@maxim so just to clarify, it’s okay to run the __main__ and the worker as async, but the actual activities should be defined as non-async and the activity_executor should be defined. And then these activities will run as normal blocking functions on that executor.
Correct?
@maxim I have seen this. In fact, I referred to this link in my first post. And it was a source of my confusion. The thing is, this documentation page lacks the full example, it has only excerpt with activity definitions, not the worker __main__ method.
And in my limited experience, it’s rather rare to mix async and sync methods in the same runtime, hence I wanted to double check if this is by design that the worker still should be started via async and work as such, but the activities will run in another executor pool in synchronous fashion.

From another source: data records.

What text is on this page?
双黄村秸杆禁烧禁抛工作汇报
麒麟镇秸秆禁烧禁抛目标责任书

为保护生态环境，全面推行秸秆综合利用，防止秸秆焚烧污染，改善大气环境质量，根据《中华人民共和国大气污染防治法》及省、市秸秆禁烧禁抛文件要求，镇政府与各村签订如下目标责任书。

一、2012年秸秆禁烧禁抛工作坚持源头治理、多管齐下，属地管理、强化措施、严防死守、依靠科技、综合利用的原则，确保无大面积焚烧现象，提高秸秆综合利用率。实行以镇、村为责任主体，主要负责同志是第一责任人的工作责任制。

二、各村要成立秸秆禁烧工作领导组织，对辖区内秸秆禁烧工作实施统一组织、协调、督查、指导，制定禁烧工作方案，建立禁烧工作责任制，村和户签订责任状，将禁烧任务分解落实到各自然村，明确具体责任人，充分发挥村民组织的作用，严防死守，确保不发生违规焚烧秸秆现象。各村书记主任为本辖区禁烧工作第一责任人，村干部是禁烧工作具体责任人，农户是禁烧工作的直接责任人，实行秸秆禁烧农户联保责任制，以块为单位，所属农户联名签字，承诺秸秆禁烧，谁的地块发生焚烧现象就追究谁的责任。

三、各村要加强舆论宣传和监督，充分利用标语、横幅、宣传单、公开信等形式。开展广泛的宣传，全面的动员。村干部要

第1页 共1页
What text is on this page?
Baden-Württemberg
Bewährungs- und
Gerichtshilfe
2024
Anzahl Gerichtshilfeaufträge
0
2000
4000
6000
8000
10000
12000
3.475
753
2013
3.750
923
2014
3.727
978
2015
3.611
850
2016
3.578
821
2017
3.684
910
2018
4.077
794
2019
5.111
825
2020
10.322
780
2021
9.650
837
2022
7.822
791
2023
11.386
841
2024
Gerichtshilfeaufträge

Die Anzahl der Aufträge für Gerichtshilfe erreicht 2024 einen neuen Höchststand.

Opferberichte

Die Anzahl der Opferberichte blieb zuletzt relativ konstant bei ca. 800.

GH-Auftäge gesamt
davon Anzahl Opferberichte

Basically, your worker will still start in async mode and the workflows will still be running in async manner. However, you can run the sync activities by providing a threadpool when you create the worker. Ex Temporal with synchronous python services
async with Worker(
client,
task_queue=<queue name>,
workflows=<list of workflows>,
activities=<list of activities>,
activity_executor=ThreadPoolExecutor(5),
):
Then you can write all your activities without async keyword (aka running them in synchronously).
@nakarin29 that was my initial assumption in my first message
I assume I’d need to add activity_executor (Thread Pool or Process Pool) to the worker config.
I hope this is the proper way, and this is my understanding so far (temporal client runs in async, but sync activities run on a separate pool (thread/process)).
Would be nice to have a complete example, as this is not a frequent and obvious combo (async+sync together).